County official opposes
"The literature on the presence of vegetation indicates that it may actually strengthen a levee," said Andrew Levesque, senior engineer for King County, Wash., where the corps wants trees removed on the six rivers considered vital to salmon populations.

The anti-tree policy arose from criticism directed at the corps after Katrina breached levees in New Orleans in 2005. The agency promised to get tough on levee managers and improve flood protection.

In 2006, the corps began sending hundreds of letters to levee districts across the nation, ordering them to cut down "unwanted woody vegetation," a prospect that could cost many of the districts millions of dollars each in timber-clearing expenses.

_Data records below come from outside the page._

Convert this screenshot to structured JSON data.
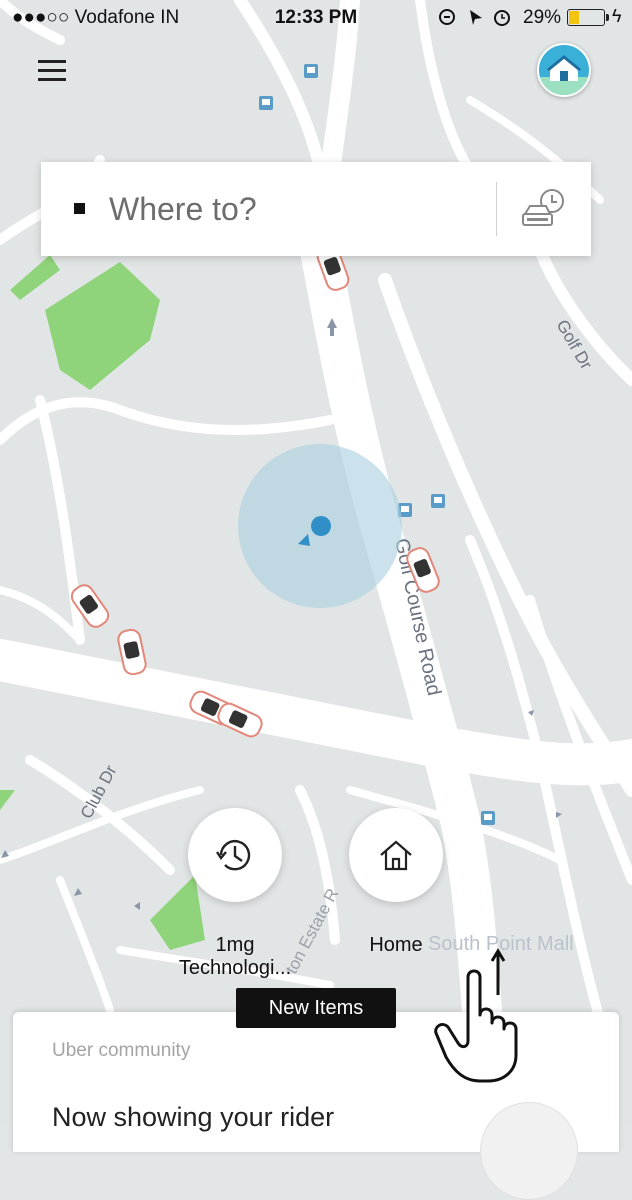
{
  "status_bar": {
    "carrier": "●●●○○ Vodafone IN",
    "time": "12:33 PM",
    "battery_percent": "29%",
    "battery_level": 0.29,
    "battery_color": "#f1c40f"
  },
  "header": {
    "menu_icon": "hamburger-menu-icon",
    "avatar_icon": "home-house-avatar-icon"
  },
  "search": {
    "placeholder": "Where to?",
    "schedule_icon": "car-clock-schedule-icon"
  },
  "map": {
    "road_labels": [
      "Golf Course Road",
      "Golf Dr",
      "Club Dr",
      "ton Estate R",
      "South Point Mall"
    ],
    "accent_location_color": "#2f8fc6",
    "park_color": "#8fd47a"
  },
  "shortcuts": [
    {
      "icon": "history-clock-icon",
      "label_line1": "1mg",
      "label_line2": "Technologi..."
    },
    {
      "icon": "home-icon",
      "label_line1": "Home"
    }
  ],
  "new_items_button": "New Items",
  "community_card": {
    "eyebrow": "Uber community",
    "headline": "Now showing your rider"
  }
}
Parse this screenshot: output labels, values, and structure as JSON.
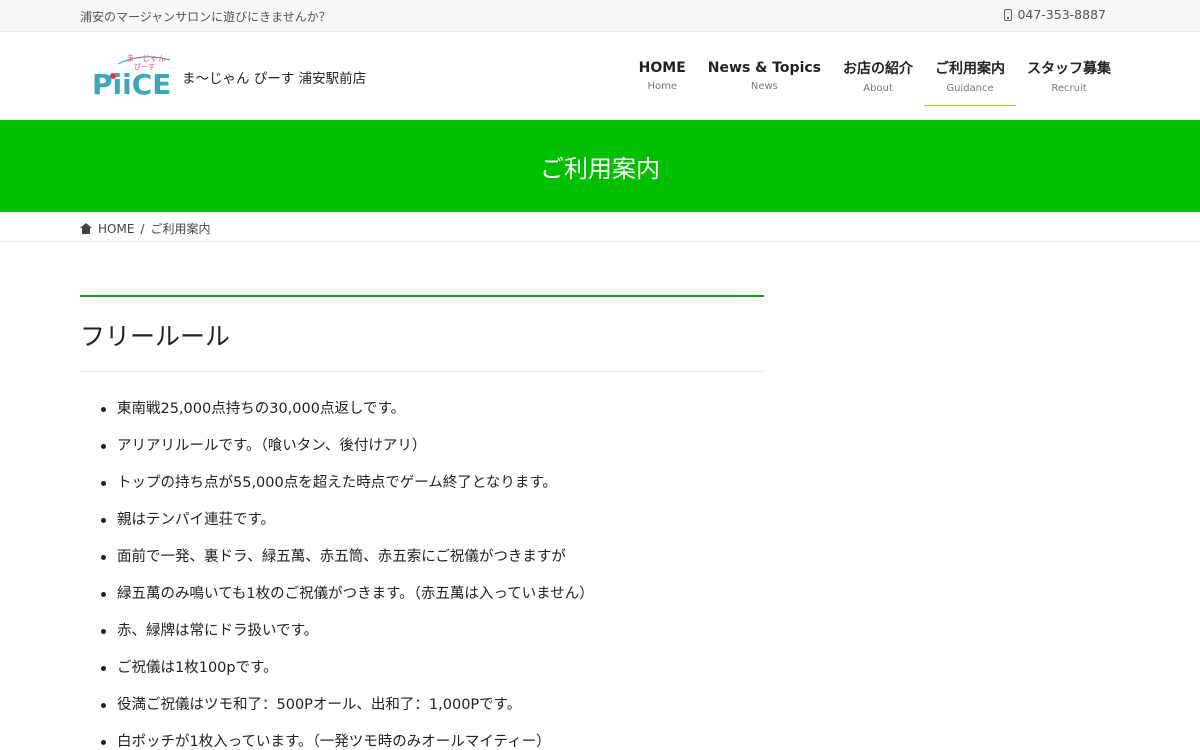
{
  "topbar": {
    "tagline": "浦安のマージャンサロンに遊びにきませんか？",
    "phone": "047-353-8887"
  },
  "header": {
    "logo_text_top": "まーじゃん",
    "logo_text_mid": "ぴーす",
    "logo_text_main": "PiiCE",
    "site_name": "ま〜じゃん ぴーす 浦安駅前店"
  },
  "nav": [
    {
      "label": "HOME",
      "sub": "Home"
    },
    {
      "label": "News & Topics",
      "sub": "News"
    },
    {
      "label": "お店の紹介",
      "sub": "About"
    },
    {
      "label": "ご利用案内",
      "sub": "Guidance"
    },
    {
      "label": "スタッフ募集",
      "sub": "Recruit"
    }
  ],
  "hero": {
    "title": "ご利用案内"
  },
  "breadcrumb": {
    "home": "HOME",
    "separator": "/",
    "current": "ご利用案内"
  },
  "section": {
    "title": "フリールール"
  },
  "rules": [
    "東南戦25,000点持ちの30,000点返しです。",
    "アリアリルールです。（喰いタン、後付けアリ）",
    "トップの持ち点が55,000点を超えた時点でゲーム終了となります。",
    "親はテンパイ連荘です。",
    "面前で一発、裏ドラ、緑五萬、赤五筒、赤五索にご祝儀がつきますが",
    "緑五萬のみ鳴いても1枚のご祝儀がつきます。（赤五萬は入っていません）",
    "赤、緑牌は常にドラ扱いです。",
    "ご祝儀は1枚100pです。",
    "役満ご祝儀はツモ和了：500Pオール、出和了：1,000Pです。",
    "白ポッチが1枚入っています。（一発ツモ時のみオールマイティー）"
  ],
  "colors": {
    "hero_bg": "#00bf00",
    "section_rule": "#1a9c1a",
    "nav_active_underline": "#9acd32",
    "logo_teal": "#3aa8b8"
  }
}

Inspectors began an inventory of the levee system and told districts to fill in animal burrows, repair culverts and patch up erosion.

If they fail to comply, the agencies risk higher flood insurance premiums and a loss of federal funding.

"The corps' new edict was regarded as a major change in policy," said Ronald Stork, senior policy expert with California Friends of the River in Sacramento. "Something that is cheap and inexpensive is a chain saw. It was something to do that didn't cost a lot of money that made you feel better."

Resistance in Louisiana
Last summer, the cutting crews came to Columbia, La., on the wooded Ouachita River levee at Breston Plantation, an 18th-century French colonial estate.

The plantation is surrounded by sycamores, live oaks, elms, pines, cedars, magnolias and crepe myrtles. Hundreds of trees grow within 15 feet of the levee. In theory, they would all have to go.

But after months of negotiations with landowners and the Tensas Basin Levee District, the corps agreed to let the district chop down only a few dozen trees on the levee.

"We don't know how long the trees have been here, but they've never caused any problem up until now," said Hugh Youngblood, 61, whose ancestors came to Breston in the 1800s.

On a recent afternoon, his son, who is also named Breston, was upset as he walked the levee, pointing to a heap of limbs.

"They didn't even find a buyer for the wood or the pulp," the son said.